La mañana del sábado caía un frío húmedo y cortante sobre Madrid; más todavía en el cementerio de la Almudena, como si el soplo de la muerte alimentase el gélido día y lo convirtiera en ventisca de dolor y soledad. Ello no me impidió acercarme con mi esposa a visitar las tumbas de mis padres y abuelos, que hacía ya tiempo que no iba y los muertos no deben quedarse solos, como decía Bécquer. De hecho, andan en la Mejor Compañía, pero nunca está de más llevar unas flores y una oración a aquellos que viven y siempre vivirán en nuestro recuerdo.
En esto andábamos mi señora y yo (más ella que yo en lo de los arreglos florales, pues siempre he sido muy manazas) cuando pasó un señor que iba a visitar la tumba de su hermano. Entablamos conversación y, tras una breve charla, nos habló de un lugar situado al lado de la puerta de O´Donell, a escasos cien metros de la tumba de mis padres y que yo desconocía tan cercano. Allí habían fusilado en 1939 a unas muchachas republicanas a las que se conoce como las Trece Rosas —existe una película sobre el tema, que no he visto— y el hombre dijo que se iba a ver el sitio. Nos despedimos, encaminándose él hacia allá junto con su hijo que le acompañaba.
Por un instante, me dije que no iría. Sin embargo, logré vencer el sectarismo momentáneo; los muertos no son ni de derechas ni de izquierdas y merecen respeto. No recordaba tampoco que aquellas mujeres estuvieran implicadas en delitos de sangre, que yo sepa, de modo que me acerqué.
El lugar es impactante.

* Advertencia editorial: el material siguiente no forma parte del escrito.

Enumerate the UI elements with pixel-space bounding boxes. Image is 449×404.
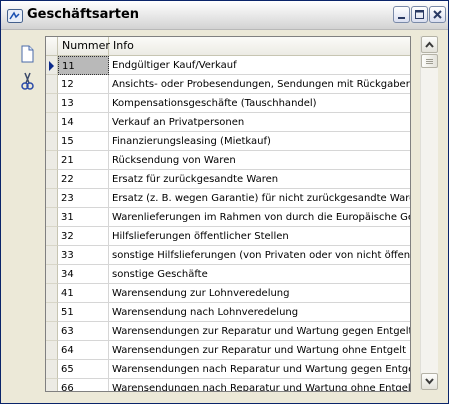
row-indicator[interactable] — [46, 151, 58, 170]
table-row[interactable]: 15 Finanzierungsleasing (Mietkauf) — [46, 132, 410, 151]
row-indicator[interactable] — [46, 189, 58, 208]
row-indicator[interactable] — [46, 265, 58, 284]
cell-nummer[interactable]: 32 — [58, 227, 109, 246]
geschaeftsarten-window: Geschäftsarten Nummer Info 11 Endgültige… — [0, 0, 449, 404]
minimize-button[interactable] — [393, 6, 410, 23]
maximize-button[interactable] — [411, 6, 428, 23]
table-row[interactable]: 51 Warensendung nach Lohnveredelung — [46, 303, 410, 322]
app-icon[interactable] — [7, 8, 23, 23]
window-title: Geschäftsarten — [27, 7, 140, 22]
cell-info[interactable]: Verkauf an Privatpersonen — [109, 113, 410, 132]
cell-info[interactable]: Hilfslieferungen öffentlicher Stellen — [109, 227, 410, 246]
table-row[interactable]: 14 Verkauf an Privatpersonen — [46, 113, 410, 132]
table-row[interactable]: 12 Ansichts- oder Probesendungen, Sendung… — [46, 75, 410, 94]
row-indicator-header — [46, 37, 58, 55]
table-row[interactable]: 11 Endgültiger Kauf/Verkauf — [46, 56, 410, 75]
scissors-icon[interactable] — [17, 71, 37, 91]
cell-nummer[interactable]: 13 — [58, 94, 109, 113]
row-indicator[interactable] — [46, 303, 58, 322]
cell-nummer[interactable]: 23 — [58, 189, 109, 208]
table-row[interactable]: 33 sonstige Hilfslieferungen (von Private… — [46, 246, 410, 265]
cell-info[interactable]: Warensendungen zur Reparatur und Wartung… — [109, 322, 410, 341]
row-indicator[interactable] — [46, 322, 58, 341]
row-indicator[interactable] — [46, 208, 58, 227]
table-row[interactable]: 63 Warensendungen zur Reparatur und Wartu… — [46, 322, 410, 341]
cell-info[interactable]: Warensendungen nach Reparatur und Wartun… — [109, 360, 410, 379]
cell-nummer[interactable]: 21 — [58, 151, 109, 170]
table-row[interactable]: 32 Hilfslieferungen öffentlicher Stellen — [46, 227, 410, 246]
cell-nummer[interactable]: 63 — [58, 322, 109, 341]
scroll-up-button[interactable] — [421, 36, 438, 53]
cell-info[interactable]: Ersatz für zurückgesandte Waren — [109, 170, 410, 189]
cell-info[interactable]: Warensendungen zur Reparatur und Wartung… — [109, 341, 410, 360]
row-indicator[interactable] — [46, 113, 58, 132]
table-row[interactable]: 34 sonstige Geschäfte — [46, 265, 410, 284]
row-indicator[interactable] — [46, 284, 58, 303]
cell-nummer[interactable]: 33 — [58, 246, 109, 265]
cell-nummer[interactable]: 66 — [58, 379, 109, 391]
table-row[interactable]: 41 Warensendung zur Lohnveredelung — [46, 284, 410, 303]
row-indicator[interactable] — [46, 341, 58, 360]
cell-info[interactable]: Ersatz (z. B. wegen Garantie) für nicht … — [109, 189, 410, 208]
cell-info[interactable]: Ansichts- oder Probesendungen, Sendungen… — [109, 75, 410, 94]
cell-info[interactable]: Warenlieferungen im Rahmen von durch die… — [109, 208, 410, 227]
cell-nummer[interactable]: 22 — [58, 170, 109, 189]
grid-header: Nummer Info — [46, 37, 410, 56]
cell-nummer[interactable]: 51 — [58, 303, 109, 322]
table-row[interactable]: 13 Kompensationsgeschäfte (Tauschhandel) — [46, 94, 410, 113]
column-header-nummer[interactable]: Nummer — [58, 37, 110, 55]
title-bar[interactable]: Geschäftsarten — [1, 1, 448, 30]
row-indicator[interactable] — [46, 75, 58, 94]
document-new-icon[interactable] — [17, 44, 37, 64]
close-button[interactable] — [429, 6, 446, 23]
cell-info[interactable]: Warensendungen nach Reparatur und Wartun… — [109, 379, 410, 391]
row-indicator[interactable] — [46, 94, 58, 113]
cell-nummer[interactable]: 65 — [58, 360, 109, 379]
cell-nummer[interactable]: 12 — [58, 75, 109, 94]
table-row[interactable]: 23 Ersatz (z. B. wegen Garantie) für nich… — [46, 189, 410, 208]
table-row[interactable]: 22 Ersatz für zurückgesandte Waren — [46, 170, 410, 189]
cell-nummer[interactable]: 15 — [58, 132, 109, 151]
cell-info[interactable]: sonstige Hilfslieferungen (von Privaten … — [109, 246, 410, 265]
table-row[interactable]: 65 Warensendungen nach Reparatur und Wart… — [46, 360, 410, 379]
cell-info[interactable]: Rücksendung von Waren — [109, 151, 410, 170]
cell-nummer[interactable]: 34 — [58, 265, 109, 284]
cell-nummer[interactable]: 64 — [58, 341, 109, 360]
row-indicator[interactable] — [46, 170, 58, 189]
table-row[interactable]: 64 Warensendungen zur Reparatur und Wartu… — [46, 341, 410, 360]
cell-info[interactable]: sonstige Geschäfte — [109, 265, 410, 284]
vertical-scrollbar[interactable] — [420, 36, 438, 390]
row-indicator[interactable] — [46, 360, 58, 379]
data-grid[interactable]: Nummer Info 11 Endgültiger Kauf/Verkauf 12… — [45, 36, 411, 392]
cell-info[interactable]: Endgültiger Kauf/Verkauf — [109, 56, 410, 75]
cell-nummer[interactable]: 11 — [58, 56, 109, 75]
cell-nummer[interactable]: 14 — [58, 113, 109, 132]
cell-info[interactable]: Warensendung zur Lohnveredelung — [109, 284, 410, 303]
row-indicator[interactable] — [46, 379, 58, 391]
row-indicator[interactable] — [46, 227, 58, 246]
scroll-down-button[interactable] — [421, 373, 438, 390]
column-header-info[interactable]: Info — [109, 37, 410, 55]
scroll-thumb[interactable] — [421, 54, 438, 68]
table-row[interactable]: 66 Warensendungen nach Reparatur und Wart… — [46, 379, 410, 391]
cell-info[interactable]: Warensendung nach Lohnveredelung — [109, 303, 410, 322]
cell-nummer[interactable]: 31 — [58, 208, 109, 227]
row-indicator[interactable] — [46, 56, 58, 75]
cell-info[interactable]: Finanzierungsleasing (Mietkauf) — [109, 132, 410, 151]
row-indicator[interactable] — [46, 246, 58, 265]
table-row[interactable]: 21 Rücksendung von Waren — [46, 151, 410, 170]
cell-info[interactable]: Kompensationsgeschäfte (Tauschhandel) — [109, 94, 410, 113]
row-indicator[interactable] — [46, 132, 58, 151]
cell-nummer[interactable]: 41 — [58, 284, 109, 303]
table-row[interactable]: 31 Warenlieferungen im Rahmen von durch d… — [46, 208, 410, 227]
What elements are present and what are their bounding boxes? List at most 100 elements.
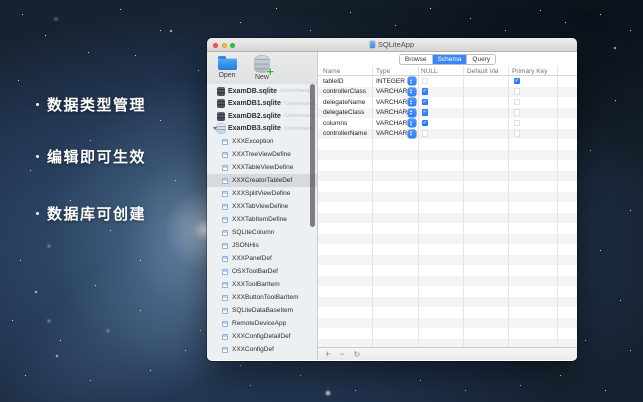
primary-key-checkbox[interactable]: ✓ [513,77,520,85]
sidebar-table-item[interactable]: XXXTreeViewDefine [207,148,317,161]
schema-empty-row [318,212,577,223]
schema-empty-row [318,223,577,234]
open-button[interactable]: Open [214,54,240,84]
type-dropdown-button[interactable] [408,119,416,128]
type-dropdown-button[interactable] [408,129,416,138]
sidebar-table-item[interactable]: JSONHis [207,239,317,252]
table-icon [222,307,228,314]
refresh-icon[interactable]: ↻ [354,350,361,359]
table-item-label: XXXTabViewDefine [232,203,289,210]
table-icon [222,203,228,210]
primary-key-checkbox[interactable] [513,109,520,116]
sidebar-table-item[interactable]: XXXConfigDef [207,343,317,356]
sidebar-table-item[interactable]: RemoteDeviceApp [207,317,317,330]
sidebar-table-item[interactable]: XXXConfigDetailDef [207,330,317,343]
schema-empty-row [318,254,577,265]
sidebar-table-item[interactable]: XXXTableViewDefine [207,161,317,174]
column-divider [557,66,558,347]
type-dropdown-button[interactable] [408,98,416,107]
sidebar-scrollbar[interactable] [310,84,315,227]
table-item-label: XXXToolBarItem [232,281,280,288]
column-name-cell[interactable]: delegateClass [323,109,364,116]
tab-schema[interactable]: Schema [432,54,468,64]
disclosure-triangle-icon[interactable] [212,127,217,131]
type-dropdown-button[interactable] [408,77,416,86]
sidebar-table-item[interactable]: XXXButtonToolBarItem [207,291,317,304]
table-item-label: XXXConfigDetailDef [232,333,291,340]
type-dropdown-button[interactable] [408,87,416,96]
desktop-background: 数据类型管理 编辑即可生效 数据库可创建 SQLiteApp Open + Ne… [0,0,643,402]
schema-grid: Name Type NULL Default Val Primary Key table… [318,66,577,347]
sidebar-table-item[interactable]: OSXToolBarDef [207,265,317,278]
table-icon [222,320,228,327]
column-type-cell: VARCHAR [376,98,408,106]
schema-empty-row [318,149,577,160]
column-name-cell[interactable]: tableID [323,78,344,85]
feature-bullet-1: 数据类型管理 [36,94,146,115]
null-checkbox[interactable]: ✓ [421,119,428,127]
null-checkbox[interactable] [421,77,428,85]
schema-empty-row [318,296,577,307]
schema-empty-row [318,317,577,328]
grid-header: Name Type NULL Default Val Primary Key [318,66,577,76]
feature-bullet-3: 数据库可创建 [36,203,146,224]
sidebar-table-item[interactable]: XXXSplitViewDefine [207,187,317,200]
add-column-button[interactable]: + [325,349,330,359]
column-name-cell[interactable]: controllerClass [323,88,366,95]
table-item-label: XXXSplitViewDefine [232,190,291,197]
table-icon [222,346,228,353]
table-item-label: XXXConfigDef [232,346,274,353]
table-item-label: XXXButtonToolBarItem [232,294,299,301]
schema-empty-row [318,202,577,213]
null-checkbox[interactable]: ✓ [421,109,428,116]
tab-query[interactable]: Query [467,54,496,64]
sidebar-database-item[interactable]: ExamDB2.sqlite/Users/wang… [207,110,317,123]
primary-key-checkbox[interactable] [513,88,520,95]
column-divider [372,66,373,347]
table-item-label: OSXToolBarDef [232,268,278,275]
schema-empty-row [318,139,577,150]
table-icon [222,177,228,184]
column-name-cell[interactable]: columns [323,120,347,127]
schema-row: controllerName VARCHAR [318,128,577,139]
sidebar-table-item[interactable]: XXXToolBarItem [207,278,317,291]
sidebar-table-item[interactable]: XXXPanelDef [207,252,317,265]
sidebar-database-item[interactable]: ExamDB1.sqlite/Users/wang… [207,98,317,111]
sidebar-table-item[interactable]: XXXTabViewDefine [207,200,317,213]
table-item-label: XXXTabItemDefine [232,216,287,223]
table-item-label: SQLiteColumn [232,229,275,236]
grid-footer-bar: + − ↻ [318,347,577,360]
type-dropdown-button[interactable] [408,108,416,117]
sidebar-table-item[interactable]: SQLiteColumn [207,226,317,239]
primary-key-checkbox[interactable] [513,98,520,106]
database-icon [217,124,225,134]
database-icon [217,111,225,121]
database-name: ExamDB3.sqlite [228,125,281,133]
primary-key-checkbox[interactable] [513,119,520,127]
column-name-cell[interactable]: controllerName [323,130,367,137]
window-title-text: SQLiteApp [377,39,415,49]
window-titlebar[interactable]: SQLiteApp [207,38,577,52]
sidebar-database-item[interactable]: ExamDB3.sqlite/Users/wang… [207,123,317,136]
sidebar-table-item[interactable]: XXXException [207,135,317,148]
sidebar-database-item[interactable]: ExamDB.sqlite/Users/wang… [207,85,317,98]
null-checkbox[interactable]: ✓ [421,98,428,106]
new-button[interactable]: New [249,54,275,84]
schema-row: delegateName VARCHAR ✓ [318,97,577,108]
null-checkbox[interactable]: ✓ [421,88,428,95]
tab-browse[interactable]: Browse [399,54,433,64]
column-type-cell: VARCHAR [376,109,408,116]
null-checkbox[interactable] [421,130,428,137]
table-icon [222,294,228,301]
column-name-cell[interactable]: delegateName [323,99,365,106]
remove-column-button[interactable]: − [339,349,344,359]
sidebar-table-item[interactable]: SQLiteDataBaseItem [207,304,317,317]
database-icon [217,99,225,109]
primary-key-checkbox[interactable] [513,130,520,137]
bullet-dot [36,212,39,215]
sidebar-table-item[interactable]: XXXTabItemDefine [207,213,317,226]
schema-empty-row [318,286,577,297]
main-pane: Browse Schema Query Name Type NULL Default Va… [318,52,577,360]
sidebar-table-item[interactable]: XXXCreatorTableDef [207,174,317,187]
view-segmented-control: Browse Schema Query [398,53,497,65]
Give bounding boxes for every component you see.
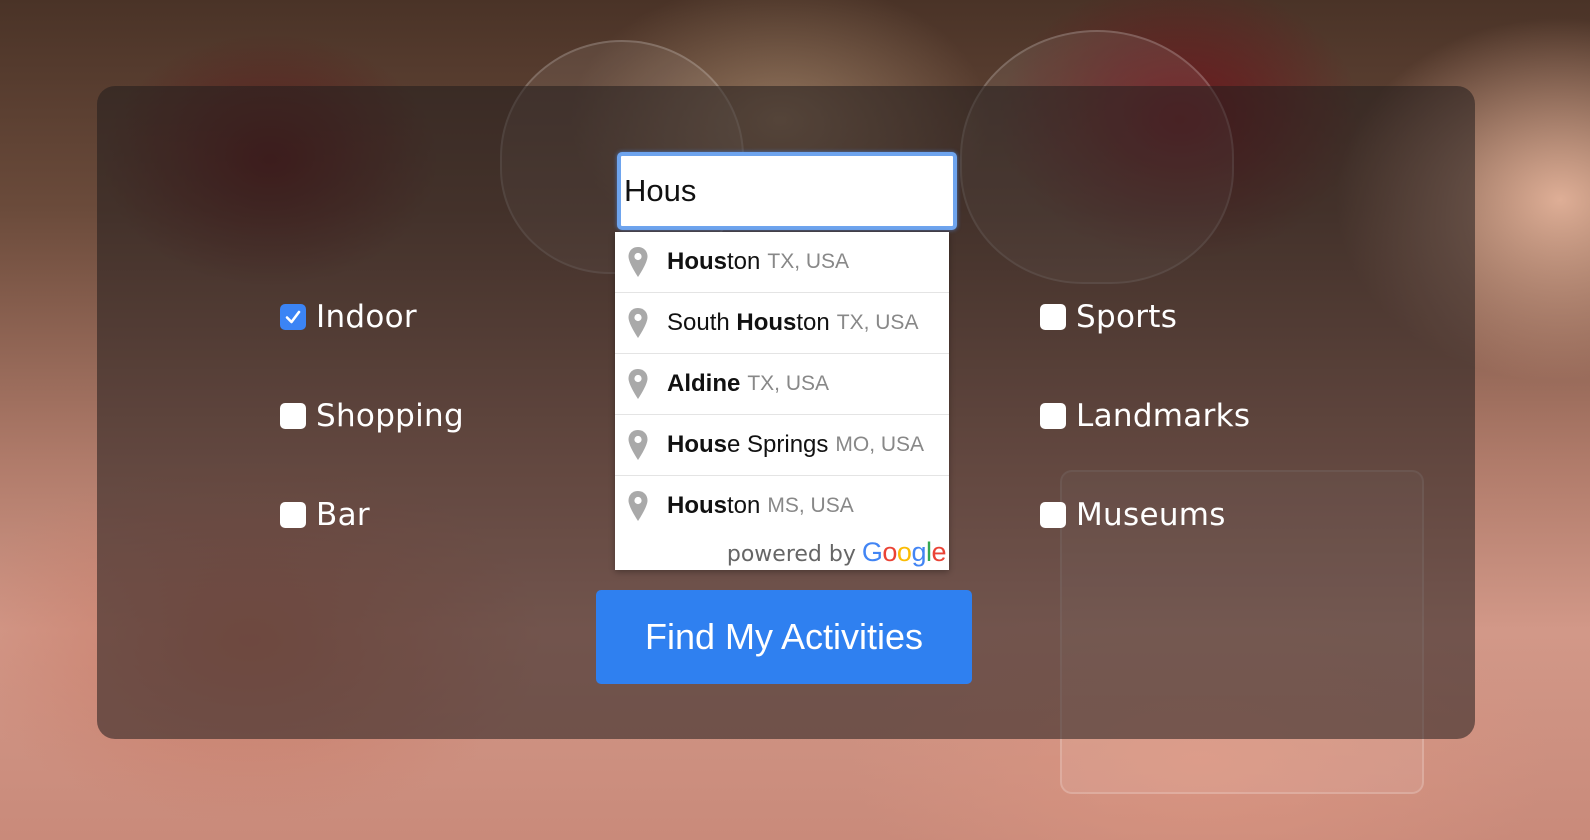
filter-bar[interactable]: Bar bbox=[280, 497, 370, 533]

Entre las paredes de columbarios queda un espacio de tapia que es un auténtico paredón de fusilamiento; la perspectiva desde la que se contempla es la misma que debieron tener aquellos que en su día apretaron los gatillos, sembrando ese plomo de muerte que siega las vidas al amanecer. Pensé en todos los que habían muerto en aquella guerra de esta horrible forma y sentí una mezcla de compasión y pena ¿Por qué el trágico destino de España hace que tengamos que enfrentarnos permanentemente unos a otros de una u otra forma? Me santigüé y me marché de aquel lugar con cierta amargura, esa amargura de ser español de la que habla Pérez Reverte y que tan bien se refleja en los magistrales libros del capitán Alatriste.
Al día siguiente, otra jornada también lluviosa y fría, cuando todavía andaba reflexionando sobre las vivencias de ayer, los monjes de el Valle de Los Caídos celebran la misa del domingo en la explanada exterior; la basílica permanece cerrada desde hace meses con excusas vacías y nada convincentes. Allí están enterrados un dictador y el fundador de la Falange, sí, pero también numerosos muertos de ambos bandos. Y todos, desde los primeros hasta los segundos ya no son tampoco ni de derechas ni de izquierdas.
Decía precisamente José Antonio que ser español “es una de las pocas cosas serias que se pueden ser en el mundo”. No sé si es cierto, pero desde luego es de las más tristes que existen.